Por último, temos ainda [o senador] Lindsey Graham, que argumentou: «Gosto do caminho estrutural que estamos a seguir. Enquanto ajudarmos a Ucrânia com as armas de que precisam e com o apoio económico, eles lutarão até o último homem».


https://responsiblestatecraft.org/ukraine-war/
 


Em 2024, tornou-se evidente que a OTAN não conseguia utilizar a Ucrânia para desgastar a Rússia e que, de facto, a vitória se inclinava para o lado dos russos. Nesse momento, Boris Johnson declarou o seguinte: «Se a Ucrânia cair, será uma catástrofe para o Ocidente. Será o fim da hegemonia ocidental


https://geopoliticaleconomy.com/2024/04/24/ukraine-loses-war-end-western-hegemony-boris-johnson/


No entanto, também sabemos que, em todas as guerras, os europeus argumentaram que a diplomacia é a ferramenta mais importante para pôr fim a um conflito ou para solucionar qualquer conflito que não tenha sido travado pelos europeus.

Desta vez, porém, os europeus boicotaram a diplomacia durante quatro anos e, em vez disso, o secretário-geral da OTAN proclamou que as armas são o caminho para a paz.

Como podemos então explicar essa mudança quando era evidente que os russos queriam um acordo?

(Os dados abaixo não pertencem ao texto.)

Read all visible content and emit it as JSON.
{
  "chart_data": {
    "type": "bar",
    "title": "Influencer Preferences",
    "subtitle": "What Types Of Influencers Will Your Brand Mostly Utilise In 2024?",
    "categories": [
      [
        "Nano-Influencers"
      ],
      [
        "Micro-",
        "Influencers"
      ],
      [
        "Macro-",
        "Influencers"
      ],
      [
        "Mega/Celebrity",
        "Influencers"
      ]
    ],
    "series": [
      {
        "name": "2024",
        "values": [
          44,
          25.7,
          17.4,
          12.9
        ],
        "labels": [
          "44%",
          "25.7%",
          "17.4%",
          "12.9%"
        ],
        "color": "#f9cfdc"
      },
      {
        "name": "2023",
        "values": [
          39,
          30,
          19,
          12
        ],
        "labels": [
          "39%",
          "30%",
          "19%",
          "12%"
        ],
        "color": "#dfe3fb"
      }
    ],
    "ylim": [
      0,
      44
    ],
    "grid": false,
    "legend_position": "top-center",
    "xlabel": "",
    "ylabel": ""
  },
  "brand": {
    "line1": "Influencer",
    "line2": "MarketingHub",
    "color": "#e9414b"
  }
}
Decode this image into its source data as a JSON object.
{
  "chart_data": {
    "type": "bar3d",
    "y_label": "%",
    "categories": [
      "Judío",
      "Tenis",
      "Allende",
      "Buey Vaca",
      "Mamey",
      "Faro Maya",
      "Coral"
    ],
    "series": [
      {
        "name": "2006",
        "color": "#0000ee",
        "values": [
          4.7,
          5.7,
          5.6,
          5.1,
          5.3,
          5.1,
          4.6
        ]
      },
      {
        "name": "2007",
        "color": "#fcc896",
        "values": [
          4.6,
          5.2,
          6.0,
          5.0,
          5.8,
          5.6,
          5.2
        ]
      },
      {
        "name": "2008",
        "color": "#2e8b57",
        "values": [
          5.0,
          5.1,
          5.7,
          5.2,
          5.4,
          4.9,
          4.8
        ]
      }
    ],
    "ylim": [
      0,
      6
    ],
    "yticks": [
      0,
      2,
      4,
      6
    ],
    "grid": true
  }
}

O que é que podemos esperar que aconteça se desencadearmos uma guerra que o adversário, neste caso a Rússia, considera ser uma ameaça existencial, o que significa que os russos não vão recuar e não podem recuar? Suspendemos toda a diplomacia que visa encontrar uma solução pacífica e afirmamos que a única maneira de acabar com a guerra é enviar armas e mais ucranianos para a linha de frente.

Isto não é uma receita para a paz. É uma receita para uma guerra por procuração, na qual colocamos os ucranianos a combater por nós.

Portanto, reconhecendo a sabotagem das negociações paralisadas, é importante procurar alcançar a paz porque os nossos governos e os seus porta-vozes na comunicação social partem sempre da mesma premissa. Continuam a argumentar que temos de estar ao lado da Ucrânia, que temos de apoiar a Ucrânia, com o que estou plenamente de acordo. Devemos apoiar a Ucrânia. Mas a forma como apoiamos a Ucrânia significa saber como alcançar o melhor acordo possível para a Ucrânia.

Há quatro anos, isso teria acontecido em Istambul.

É claro que sete anos antes poderíamos ter de facto implementado os acordos de Minsk em vez de os torpedear.

Mas o que é que fazemos hoje, quatro anos após o início desta invasão?

Agora, temos de procurar chegar ao melhor acordo possível.

Para que apoiar a Ucrânia não signifique andar à caça de ucranianos, arrancá-los de suas casas e enviá-los para a linha de frente para lutarem até o último homem, na esperança de enfraquecer a Rússia como rival estratégico da OTAN. Cada dia que passa desta guerra significa que os ucranianos perdem mais homens, mais infraestrutura ou mais território. Vamos então continuar a fingindo que o objectivo desta guerra tem sido ajudar a Ucrânia quando as provas mostram, de forma esmagadora, que o objectivo é utilizar os ucranianos para enfraquecer a Rússia?